Methods: Data derived from a case-control study of California pregnancies from 1989 to 1991. Mothers of 538 (87.8% of eligible) case infants/fetuses with neural tube defects and mothers of 539 (88.2%) nonmalformed infants were interviewed about their SES. Reported addresses were linked to 1990 US census information to characterize neighborhoods.
Results: Twofold elevated risks were observed for several SES indicators.
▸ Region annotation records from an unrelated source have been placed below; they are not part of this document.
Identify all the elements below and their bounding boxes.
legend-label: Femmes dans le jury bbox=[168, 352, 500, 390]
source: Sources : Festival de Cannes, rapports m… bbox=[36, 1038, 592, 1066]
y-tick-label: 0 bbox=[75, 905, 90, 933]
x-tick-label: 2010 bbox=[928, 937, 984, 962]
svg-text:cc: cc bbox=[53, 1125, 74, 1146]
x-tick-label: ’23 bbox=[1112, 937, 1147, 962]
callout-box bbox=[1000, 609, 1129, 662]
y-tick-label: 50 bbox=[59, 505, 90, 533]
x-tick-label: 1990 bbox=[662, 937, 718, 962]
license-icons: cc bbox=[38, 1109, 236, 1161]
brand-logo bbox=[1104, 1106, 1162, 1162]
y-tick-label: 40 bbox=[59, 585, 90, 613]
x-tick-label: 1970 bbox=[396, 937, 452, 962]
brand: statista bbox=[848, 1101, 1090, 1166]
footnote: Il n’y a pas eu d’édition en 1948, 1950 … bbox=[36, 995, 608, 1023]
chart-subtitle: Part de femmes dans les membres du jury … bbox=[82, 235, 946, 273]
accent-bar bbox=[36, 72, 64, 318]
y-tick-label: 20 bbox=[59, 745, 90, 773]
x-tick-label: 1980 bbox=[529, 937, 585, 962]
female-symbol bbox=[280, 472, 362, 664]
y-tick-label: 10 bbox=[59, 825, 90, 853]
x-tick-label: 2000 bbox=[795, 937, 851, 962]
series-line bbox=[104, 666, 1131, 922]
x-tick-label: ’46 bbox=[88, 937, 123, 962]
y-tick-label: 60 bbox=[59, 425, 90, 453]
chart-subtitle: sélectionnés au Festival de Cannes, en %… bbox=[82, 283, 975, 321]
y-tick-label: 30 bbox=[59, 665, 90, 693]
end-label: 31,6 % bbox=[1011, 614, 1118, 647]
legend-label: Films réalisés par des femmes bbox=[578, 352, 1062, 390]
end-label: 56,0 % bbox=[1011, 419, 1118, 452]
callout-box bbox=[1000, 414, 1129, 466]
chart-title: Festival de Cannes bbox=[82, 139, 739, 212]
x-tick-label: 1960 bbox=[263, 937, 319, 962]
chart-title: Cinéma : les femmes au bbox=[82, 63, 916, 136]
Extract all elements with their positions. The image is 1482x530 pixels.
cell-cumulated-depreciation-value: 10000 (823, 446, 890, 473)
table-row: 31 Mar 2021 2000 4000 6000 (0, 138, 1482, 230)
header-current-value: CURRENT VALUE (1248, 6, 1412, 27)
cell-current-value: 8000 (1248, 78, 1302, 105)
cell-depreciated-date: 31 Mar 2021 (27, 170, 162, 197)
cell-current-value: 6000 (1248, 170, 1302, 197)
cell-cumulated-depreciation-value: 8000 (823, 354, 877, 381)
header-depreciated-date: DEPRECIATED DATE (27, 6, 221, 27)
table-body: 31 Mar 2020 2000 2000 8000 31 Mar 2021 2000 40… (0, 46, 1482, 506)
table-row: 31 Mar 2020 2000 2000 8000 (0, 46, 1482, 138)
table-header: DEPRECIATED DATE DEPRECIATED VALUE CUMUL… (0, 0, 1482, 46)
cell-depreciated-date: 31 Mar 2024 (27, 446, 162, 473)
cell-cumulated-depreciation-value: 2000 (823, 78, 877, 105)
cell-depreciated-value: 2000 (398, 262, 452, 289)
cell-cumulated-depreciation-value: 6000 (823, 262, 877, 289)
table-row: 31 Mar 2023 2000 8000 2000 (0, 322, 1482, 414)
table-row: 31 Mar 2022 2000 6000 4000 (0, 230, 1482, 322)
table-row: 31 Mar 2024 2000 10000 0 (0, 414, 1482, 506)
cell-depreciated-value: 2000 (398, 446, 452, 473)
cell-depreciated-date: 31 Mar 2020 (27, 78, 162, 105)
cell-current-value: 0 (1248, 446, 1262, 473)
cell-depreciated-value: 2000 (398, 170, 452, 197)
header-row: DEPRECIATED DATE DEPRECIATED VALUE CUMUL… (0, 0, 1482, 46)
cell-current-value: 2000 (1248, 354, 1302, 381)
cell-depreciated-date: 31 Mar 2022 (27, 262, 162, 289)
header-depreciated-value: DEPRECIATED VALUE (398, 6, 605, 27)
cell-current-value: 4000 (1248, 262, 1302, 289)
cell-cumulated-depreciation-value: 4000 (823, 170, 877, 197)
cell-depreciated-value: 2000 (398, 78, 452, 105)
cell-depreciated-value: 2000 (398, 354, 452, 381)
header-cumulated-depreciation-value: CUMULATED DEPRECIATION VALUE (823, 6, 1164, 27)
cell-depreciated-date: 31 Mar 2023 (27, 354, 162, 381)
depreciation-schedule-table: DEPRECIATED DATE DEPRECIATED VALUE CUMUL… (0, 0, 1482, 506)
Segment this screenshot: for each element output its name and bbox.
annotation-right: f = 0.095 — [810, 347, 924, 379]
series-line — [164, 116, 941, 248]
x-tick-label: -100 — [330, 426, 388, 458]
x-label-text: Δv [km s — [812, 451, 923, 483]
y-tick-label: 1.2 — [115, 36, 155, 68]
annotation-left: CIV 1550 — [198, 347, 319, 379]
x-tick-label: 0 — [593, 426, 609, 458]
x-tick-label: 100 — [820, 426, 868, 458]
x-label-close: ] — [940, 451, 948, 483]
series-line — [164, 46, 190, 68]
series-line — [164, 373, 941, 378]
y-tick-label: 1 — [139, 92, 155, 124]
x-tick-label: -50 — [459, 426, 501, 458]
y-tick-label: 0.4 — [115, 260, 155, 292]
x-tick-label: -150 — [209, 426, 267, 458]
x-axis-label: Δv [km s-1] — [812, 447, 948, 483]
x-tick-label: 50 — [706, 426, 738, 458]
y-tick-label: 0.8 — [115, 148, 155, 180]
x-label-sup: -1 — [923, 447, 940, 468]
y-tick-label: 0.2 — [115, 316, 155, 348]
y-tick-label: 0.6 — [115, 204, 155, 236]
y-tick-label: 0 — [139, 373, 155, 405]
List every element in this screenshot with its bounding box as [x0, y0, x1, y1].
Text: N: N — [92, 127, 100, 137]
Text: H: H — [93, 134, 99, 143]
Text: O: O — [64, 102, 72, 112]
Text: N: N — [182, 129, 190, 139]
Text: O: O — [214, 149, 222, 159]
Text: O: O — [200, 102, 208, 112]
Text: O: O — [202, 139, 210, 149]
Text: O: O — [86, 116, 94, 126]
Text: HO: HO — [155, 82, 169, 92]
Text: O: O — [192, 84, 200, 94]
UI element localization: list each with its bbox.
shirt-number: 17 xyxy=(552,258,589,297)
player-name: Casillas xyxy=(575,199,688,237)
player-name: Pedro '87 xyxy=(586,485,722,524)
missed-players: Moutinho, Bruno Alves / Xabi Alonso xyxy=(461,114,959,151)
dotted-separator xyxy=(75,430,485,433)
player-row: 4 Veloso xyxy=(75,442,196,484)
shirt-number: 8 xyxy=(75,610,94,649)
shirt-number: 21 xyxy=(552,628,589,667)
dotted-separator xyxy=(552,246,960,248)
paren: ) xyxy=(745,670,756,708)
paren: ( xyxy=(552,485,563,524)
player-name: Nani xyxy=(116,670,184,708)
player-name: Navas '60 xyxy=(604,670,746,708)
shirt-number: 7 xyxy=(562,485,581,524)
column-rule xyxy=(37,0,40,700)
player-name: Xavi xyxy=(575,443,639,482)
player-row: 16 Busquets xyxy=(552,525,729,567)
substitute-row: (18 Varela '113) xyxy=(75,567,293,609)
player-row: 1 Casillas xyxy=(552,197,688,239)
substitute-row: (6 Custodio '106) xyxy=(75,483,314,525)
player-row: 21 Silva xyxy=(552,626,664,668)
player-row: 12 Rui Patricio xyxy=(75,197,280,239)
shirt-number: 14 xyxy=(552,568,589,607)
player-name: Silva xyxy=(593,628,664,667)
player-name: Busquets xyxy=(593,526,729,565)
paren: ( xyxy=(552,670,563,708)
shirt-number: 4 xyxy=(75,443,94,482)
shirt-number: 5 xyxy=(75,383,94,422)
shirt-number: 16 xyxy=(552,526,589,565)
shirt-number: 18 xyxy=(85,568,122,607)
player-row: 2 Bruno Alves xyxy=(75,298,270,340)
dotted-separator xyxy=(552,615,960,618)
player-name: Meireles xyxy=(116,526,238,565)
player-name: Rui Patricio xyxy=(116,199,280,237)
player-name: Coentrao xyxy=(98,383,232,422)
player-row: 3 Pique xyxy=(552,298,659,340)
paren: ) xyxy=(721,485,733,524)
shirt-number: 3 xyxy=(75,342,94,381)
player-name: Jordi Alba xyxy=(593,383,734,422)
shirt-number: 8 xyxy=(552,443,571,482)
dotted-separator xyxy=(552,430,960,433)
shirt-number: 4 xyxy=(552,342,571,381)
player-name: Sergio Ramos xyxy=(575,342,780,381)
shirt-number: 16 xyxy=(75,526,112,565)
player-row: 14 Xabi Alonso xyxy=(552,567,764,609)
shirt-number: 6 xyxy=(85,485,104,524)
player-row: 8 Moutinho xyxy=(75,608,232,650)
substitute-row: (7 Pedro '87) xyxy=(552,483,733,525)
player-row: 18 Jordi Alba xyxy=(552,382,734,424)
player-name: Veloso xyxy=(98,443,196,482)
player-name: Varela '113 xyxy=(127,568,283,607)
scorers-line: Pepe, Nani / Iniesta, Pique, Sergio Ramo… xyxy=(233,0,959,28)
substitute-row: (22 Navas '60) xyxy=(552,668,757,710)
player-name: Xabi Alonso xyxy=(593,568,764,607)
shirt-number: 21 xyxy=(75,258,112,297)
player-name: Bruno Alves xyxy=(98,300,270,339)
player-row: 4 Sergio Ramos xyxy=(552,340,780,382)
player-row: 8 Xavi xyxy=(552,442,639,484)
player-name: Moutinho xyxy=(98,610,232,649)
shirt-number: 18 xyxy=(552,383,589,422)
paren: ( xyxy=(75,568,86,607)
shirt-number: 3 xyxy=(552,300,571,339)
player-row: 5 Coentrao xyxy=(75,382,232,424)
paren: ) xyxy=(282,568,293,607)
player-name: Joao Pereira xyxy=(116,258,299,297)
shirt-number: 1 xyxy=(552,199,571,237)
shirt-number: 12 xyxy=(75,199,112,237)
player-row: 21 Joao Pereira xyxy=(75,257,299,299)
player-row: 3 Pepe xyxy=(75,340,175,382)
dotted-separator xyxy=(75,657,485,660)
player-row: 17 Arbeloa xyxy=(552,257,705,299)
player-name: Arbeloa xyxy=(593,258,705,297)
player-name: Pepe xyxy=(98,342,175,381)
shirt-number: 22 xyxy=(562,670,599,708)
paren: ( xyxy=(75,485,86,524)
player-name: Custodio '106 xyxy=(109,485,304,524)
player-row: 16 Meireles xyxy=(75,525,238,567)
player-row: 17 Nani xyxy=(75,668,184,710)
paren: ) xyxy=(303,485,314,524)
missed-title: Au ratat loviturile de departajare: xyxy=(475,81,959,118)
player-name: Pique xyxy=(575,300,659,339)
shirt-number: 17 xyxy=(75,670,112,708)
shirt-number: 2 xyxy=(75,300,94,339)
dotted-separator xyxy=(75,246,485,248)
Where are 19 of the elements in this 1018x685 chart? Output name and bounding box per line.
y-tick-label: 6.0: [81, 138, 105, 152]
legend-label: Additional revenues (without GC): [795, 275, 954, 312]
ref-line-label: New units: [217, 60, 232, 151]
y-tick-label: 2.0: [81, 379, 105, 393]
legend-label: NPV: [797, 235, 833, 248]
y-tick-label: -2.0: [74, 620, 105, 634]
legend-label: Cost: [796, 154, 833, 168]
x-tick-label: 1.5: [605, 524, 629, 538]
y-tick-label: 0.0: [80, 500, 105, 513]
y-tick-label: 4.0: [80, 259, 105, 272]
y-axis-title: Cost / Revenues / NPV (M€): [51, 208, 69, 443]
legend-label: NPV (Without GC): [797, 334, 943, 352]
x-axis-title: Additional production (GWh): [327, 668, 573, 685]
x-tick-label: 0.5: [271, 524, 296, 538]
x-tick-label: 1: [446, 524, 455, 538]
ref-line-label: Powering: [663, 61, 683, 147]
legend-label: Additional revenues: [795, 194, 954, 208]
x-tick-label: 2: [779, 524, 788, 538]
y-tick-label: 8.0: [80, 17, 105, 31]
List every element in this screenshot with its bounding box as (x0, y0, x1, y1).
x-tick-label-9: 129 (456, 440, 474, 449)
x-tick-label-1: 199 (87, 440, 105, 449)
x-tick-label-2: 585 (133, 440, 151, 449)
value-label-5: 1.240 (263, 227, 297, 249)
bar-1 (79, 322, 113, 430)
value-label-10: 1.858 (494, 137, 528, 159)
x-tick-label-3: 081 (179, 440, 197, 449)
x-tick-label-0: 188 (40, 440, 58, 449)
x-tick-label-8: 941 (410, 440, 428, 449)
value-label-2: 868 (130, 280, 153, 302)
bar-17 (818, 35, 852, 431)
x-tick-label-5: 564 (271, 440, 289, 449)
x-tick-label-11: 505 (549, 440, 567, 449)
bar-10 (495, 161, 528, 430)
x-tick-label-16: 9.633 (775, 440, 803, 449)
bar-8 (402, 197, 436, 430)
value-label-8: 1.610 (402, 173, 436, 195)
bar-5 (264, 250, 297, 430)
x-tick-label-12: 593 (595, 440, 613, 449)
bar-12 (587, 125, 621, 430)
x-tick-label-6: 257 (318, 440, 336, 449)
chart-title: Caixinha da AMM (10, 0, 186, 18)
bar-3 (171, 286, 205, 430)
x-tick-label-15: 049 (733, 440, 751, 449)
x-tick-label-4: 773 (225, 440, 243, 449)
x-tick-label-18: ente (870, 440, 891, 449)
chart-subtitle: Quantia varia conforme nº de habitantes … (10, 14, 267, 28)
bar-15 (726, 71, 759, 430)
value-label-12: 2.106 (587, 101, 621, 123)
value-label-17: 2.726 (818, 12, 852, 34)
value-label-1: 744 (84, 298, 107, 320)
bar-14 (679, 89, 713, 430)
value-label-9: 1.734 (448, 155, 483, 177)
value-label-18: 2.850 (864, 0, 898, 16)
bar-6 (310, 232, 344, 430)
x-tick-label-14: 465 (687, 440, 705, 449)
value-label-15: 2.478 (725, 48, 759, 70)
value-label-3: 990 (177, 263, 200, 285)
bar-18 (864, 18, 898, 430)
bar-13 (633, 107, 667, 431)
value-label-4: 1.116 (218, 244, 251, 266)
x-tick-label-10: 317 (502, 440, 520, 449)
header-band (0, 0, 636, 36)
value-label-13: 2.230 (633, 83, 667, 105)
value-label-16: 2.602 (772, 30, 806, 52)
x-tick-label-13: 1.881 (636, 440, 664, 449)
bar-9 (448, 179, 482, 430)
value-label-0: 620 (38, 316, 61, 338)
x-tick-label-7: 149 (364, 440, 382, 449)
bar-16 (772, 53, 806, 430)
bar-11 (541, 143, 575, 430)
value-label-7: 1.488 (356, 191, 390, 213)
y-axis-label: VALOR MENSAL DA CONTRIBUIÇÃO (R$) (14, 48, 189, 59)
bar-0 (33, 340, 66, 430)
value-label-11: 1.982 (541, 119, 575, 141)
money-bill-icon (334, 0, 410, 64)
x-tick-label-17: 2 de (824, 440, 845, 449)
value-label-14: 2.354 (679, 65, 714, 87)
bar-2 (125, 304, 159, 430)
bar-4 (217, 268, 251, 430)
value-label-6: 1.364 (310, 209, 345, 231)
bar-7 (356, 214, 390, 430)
Risks were somewhat confounded by vitamin use, race/ethnicity, age, body mass index, and fever but remained elevated after adjustment. A risk gradient was seen with increasing number of lower SES indicators. Women with 1 to 3 and 4 to 6 lower SES indicators had adjusted odds ratios of 1.6 (1.1-2.2) and 3.2 (1.9-5.4), respectively, compared with women with no lower SES indicators.
Conclusions: Both lower SES and residence in a SES-lower neighborhood increased the risk of an neural tube defect-affected pregnancy, with risks increasing across a gradient of SES indicators.